= Alice C. Parker =

American electrical engineer

Alice Cline Parker is an American electrical engineer. Her early research was focused on electronic design automation. Later in her career, her interests shifted to neuromorphic engineering, biomimetic architecture for computer vision, analog circuits, carbon nanotube field-effect transistors, and nanotechnology. She is Dean's Professor of Electrical and Computer Engineering in the USC Viterbi School of Engineering of the University of Southern California.

==Education and career==
Parker's father, Joseph K. Cline, was a biochemist who (with Robert R. Williams) first synthesized thiamine. Because of him, she grew up interested in science from a young age. Her parents divorced when she was young, and had no money to put her through college; her high school physics teacher encouraged her to apply for an engineering scholarship, with which she supported her education.
She became one of two female engineering students at North Carolina State University (NCSU), where Wayland P. Seagraves became a mentor.

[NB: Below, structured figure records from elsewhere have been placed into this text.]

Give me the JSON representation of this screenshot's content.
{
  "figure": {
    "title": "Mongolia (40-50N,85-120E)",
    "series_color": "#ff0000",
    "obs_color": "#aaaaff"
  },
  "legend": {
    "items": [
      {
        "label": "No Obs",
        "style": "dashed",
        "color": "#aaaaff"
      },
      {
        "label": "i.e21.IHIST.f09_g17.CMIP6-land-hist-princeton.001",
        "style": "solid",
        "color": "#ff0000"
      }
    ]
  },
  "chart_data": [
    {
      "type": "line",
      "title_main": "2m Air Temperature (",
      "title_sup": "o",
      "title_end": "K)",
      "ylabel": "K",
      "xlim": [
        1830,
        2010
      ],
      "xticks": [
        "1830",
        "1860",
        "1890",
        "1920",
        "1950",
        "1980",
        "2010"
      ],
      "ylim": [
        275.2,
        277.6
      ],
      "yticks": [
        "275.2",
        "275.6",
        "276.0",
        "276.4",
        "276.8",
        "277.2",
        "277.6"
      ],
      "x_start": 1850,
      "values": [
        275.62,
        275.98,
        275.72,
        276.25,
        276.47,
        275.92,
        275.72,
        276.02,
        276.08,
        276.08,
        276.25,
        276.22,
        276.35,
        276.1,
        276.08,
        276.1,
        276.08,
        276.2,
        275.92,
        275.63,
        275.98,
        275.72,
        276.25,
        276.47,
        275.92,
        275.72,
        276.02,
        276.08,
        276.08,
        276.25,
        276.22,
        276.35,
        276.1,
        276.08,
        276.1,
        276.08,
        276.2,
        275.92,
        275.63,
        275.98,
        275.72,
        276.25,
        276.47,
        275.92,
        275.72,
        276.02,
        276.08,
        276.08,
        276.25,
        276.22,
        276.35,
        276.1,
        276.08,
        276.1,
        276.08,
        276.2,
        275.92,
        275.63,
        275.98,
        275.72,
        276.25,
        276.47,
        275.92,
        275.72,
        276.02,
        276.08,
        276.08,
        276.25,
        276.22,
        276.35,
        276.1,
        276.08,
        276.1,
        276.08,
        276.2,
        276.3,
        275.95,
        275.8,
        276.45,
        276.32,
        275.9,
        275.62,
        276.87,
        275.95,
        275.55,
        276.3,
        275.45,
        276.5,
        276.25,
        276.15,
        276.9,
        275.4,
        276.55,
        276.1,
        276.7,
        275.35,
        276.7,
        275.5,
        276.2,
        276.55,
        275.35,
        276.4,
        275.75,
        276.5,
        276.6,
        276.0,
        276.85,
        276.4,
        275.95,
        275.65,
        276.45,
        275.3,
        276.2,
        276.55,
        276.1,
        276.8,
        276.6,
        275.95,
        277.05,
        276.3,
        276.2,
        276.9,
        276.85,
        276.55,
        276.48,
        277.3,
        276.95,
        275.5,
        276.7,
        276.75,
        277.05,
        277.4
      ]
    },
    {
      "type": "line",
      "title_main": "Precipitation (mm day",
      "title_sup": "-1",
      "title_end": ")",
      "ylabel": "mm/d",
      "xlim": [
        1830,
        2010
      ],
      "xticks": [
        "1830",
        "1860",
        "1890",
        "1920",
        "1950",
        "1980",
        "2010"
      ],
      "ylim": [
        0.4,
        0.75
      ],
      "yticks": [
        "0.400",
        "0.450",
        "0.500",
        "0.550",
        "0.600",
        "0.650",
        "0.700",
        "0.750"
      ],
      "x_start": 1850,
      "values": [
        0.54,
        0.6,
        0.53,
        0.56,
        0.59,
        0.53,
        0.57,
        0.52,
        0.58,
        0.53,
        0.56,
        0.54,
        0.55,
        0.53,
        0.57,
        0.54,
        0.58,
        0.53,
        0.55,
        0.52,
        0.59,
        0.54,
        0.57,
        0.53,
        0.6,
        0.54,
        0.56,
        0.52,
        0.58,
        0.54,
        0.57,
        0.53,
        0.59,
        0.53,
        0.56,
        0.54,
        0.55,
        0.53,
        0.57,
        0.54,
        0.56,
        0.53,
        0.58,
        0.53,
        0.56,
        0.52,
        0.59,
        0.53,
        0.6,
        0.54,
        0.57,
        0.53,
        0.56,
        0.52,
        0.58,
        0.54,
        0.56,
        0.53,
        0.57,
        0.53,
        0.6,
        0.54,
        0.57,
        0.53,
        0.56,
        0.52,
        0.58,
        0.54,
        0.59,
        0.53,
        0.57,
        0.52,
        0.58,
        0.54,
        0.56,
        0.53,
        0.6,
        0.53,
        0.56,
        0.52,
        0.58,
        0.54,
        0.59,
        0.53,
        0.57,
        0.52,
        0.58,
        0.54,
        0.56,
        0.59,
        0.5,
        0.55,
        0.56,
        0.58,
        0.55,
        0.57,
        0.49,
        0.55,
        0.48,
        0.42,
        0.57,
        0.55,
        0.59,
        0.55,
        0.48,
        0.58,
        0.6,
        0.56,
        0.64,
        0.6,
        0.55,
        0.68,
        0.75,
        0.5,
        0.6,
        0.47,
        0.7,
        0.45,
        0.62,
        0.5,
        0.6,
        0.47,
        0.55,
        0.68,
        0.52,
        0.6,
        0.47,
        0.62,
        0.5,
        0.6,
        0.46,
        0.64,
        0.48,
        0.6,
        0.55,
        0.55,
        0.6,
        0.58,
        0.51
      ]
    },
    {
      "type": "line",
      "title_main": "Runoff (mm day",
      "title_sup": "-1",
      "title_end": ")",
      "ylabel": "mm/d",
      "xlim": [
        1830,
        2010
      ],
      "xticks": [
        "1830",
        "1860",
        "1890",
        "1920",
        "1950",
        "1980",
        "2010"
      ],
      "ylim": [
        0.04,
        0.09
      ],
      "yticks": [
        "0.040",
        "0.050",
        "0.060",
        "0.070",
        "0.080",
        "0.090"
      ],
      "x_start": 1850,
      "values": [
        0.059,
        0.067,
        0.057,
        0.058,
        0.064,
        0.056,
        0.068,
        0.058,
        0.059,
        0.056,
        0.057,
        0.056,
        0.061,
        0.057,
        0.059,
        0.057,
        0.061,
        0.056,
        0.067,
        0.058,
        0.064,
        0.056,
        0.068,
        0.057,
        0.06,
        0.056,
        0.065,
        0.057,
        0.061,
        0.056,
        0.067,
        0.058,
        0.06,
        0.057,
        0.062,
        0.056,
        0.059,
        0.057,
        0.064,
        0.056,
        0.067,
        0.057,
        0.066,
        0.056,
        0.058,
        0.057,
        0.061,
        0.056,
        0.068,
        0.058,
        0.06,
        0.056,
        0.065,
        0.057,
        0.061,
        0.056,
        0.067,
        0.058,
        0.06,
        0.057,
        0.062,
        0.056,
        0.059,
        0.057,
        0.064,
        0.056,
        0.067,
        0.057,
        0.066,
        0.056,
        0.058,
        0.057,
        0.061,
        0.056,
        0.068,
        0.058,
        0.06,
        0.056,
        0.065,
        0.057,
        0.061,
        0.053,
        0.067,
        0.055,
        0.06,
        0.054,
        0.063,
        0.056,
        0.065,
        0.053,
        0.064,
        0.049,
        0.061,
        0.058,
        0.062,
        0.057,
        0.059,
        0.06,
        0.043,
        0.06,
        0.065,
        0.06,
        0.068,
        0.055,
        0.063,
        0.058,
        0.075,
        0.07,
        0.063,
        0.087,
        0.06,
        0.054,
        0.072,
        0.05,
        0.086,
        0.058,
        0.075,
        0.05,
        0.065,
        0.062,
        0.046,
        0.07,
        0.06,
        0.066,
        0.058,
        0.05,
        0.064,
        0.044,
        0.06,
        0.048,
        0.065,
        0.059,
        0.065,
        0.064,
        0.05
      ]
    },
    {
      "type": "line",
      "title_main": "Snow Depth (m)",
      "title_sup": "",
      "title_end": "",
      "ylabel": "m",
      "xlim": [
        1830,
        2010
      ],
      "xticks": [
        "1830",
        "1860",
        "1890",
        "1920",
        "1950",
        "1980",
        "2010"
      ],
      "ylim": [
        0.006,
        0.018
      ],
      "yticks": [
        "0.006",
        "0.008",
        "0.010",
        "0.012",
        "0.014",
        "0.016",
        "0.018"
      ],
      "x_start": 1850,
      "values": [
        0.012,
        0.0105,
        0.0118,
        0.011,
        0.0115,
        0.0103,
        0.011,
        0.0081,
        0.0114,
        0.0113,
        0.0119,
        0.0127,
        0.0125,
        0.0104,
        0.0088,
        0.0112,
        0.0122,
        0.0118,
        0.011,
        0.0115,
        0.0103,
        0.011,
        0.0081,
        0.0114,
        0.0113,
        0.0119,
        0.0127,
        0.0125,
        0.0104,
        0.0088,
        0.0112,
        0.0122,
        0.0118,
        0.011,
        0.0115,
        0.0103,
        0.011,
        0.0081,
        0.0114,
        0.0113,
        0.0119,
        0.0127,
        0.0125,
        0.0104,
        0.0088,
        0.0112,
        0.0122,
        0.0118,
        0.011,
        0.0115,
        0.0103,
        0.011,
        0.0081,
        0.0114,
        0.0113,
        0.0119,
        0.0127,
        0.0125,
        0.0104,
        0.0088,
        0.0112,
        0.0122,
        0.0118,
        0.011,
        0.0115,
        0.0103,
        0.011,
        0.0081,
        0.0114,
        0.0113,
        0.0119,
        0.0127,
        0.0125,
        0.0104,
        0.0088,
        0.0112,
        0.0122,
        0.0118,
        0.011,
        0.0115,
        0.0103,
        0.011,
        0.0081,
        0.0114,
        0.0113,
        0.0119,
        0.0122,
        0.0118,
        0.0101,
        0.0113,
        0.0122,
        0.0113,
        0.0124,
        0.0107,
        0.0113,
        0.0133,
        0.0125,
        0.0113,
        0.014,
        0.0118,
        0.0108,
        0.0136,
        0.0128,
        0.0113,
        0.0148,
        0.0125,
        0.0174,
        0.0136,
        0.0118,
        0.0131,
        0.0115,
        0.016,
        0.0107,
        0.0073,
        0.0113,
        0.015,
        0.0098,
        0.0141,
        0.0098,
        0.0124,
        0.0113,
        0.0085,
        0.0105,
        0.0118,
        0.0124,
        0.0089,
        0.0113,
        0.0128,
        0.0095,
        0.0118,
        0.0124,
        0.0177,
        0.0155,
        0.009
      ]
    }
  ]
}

After graduating from NCSU in 1970, Parker went to Stanford University on an NSF Fellowship, but was frustrated by her inability to find a faculty member who worked on brain modeling. Stanford professor Michael A. Arbib, who worked in this area, had recently moved to another university. She earned a master's degree in electrical engineering there, before marrying and following her new husband back to North Carolina. Still unable to find a research program in biomedical engineering, she returned to graduate study in computer engineering at NCSU, working on microprogrammable computer architecture with James W. Gault, and completing her Ph.D. in 1975.

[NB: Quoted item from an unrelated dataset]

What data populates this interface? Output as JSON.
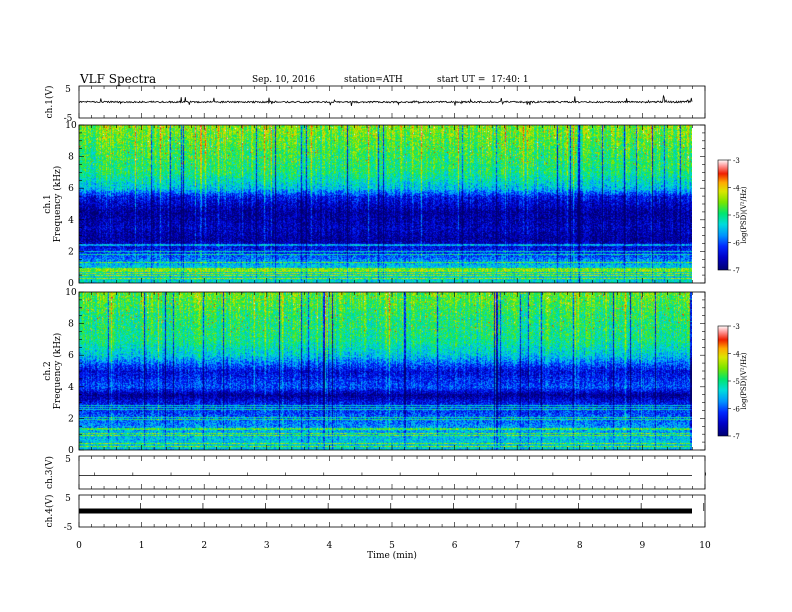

She was an assistant professor at Carnegie Mellon University from 1975 to 1980, recruited there by Angel G. Jordan, and began working in high-level synthesis, the automated design of computer hardware from an algorithm describing its intended behavior. In 1980, she moved to the University of Southern California, on the recommendation of her Army Research Office grant officer, Jimmie Suttle. She has been a full professor since 1991, and has served the university as Vice Provost for Research and Vice Provost of Graduate Studies.

==Recognition==
Parker was named a Fellow of the IEEE in 1991, "for contributions to design automation in the areas of high-level synthesis, hardware descriptive languages, and design representation". She was the 2009 winner of the Sharon Keillor Award for Women in Engineering Education. She was named to the NCSU Electrical and Computer Engineering Hall of Fame in 2017.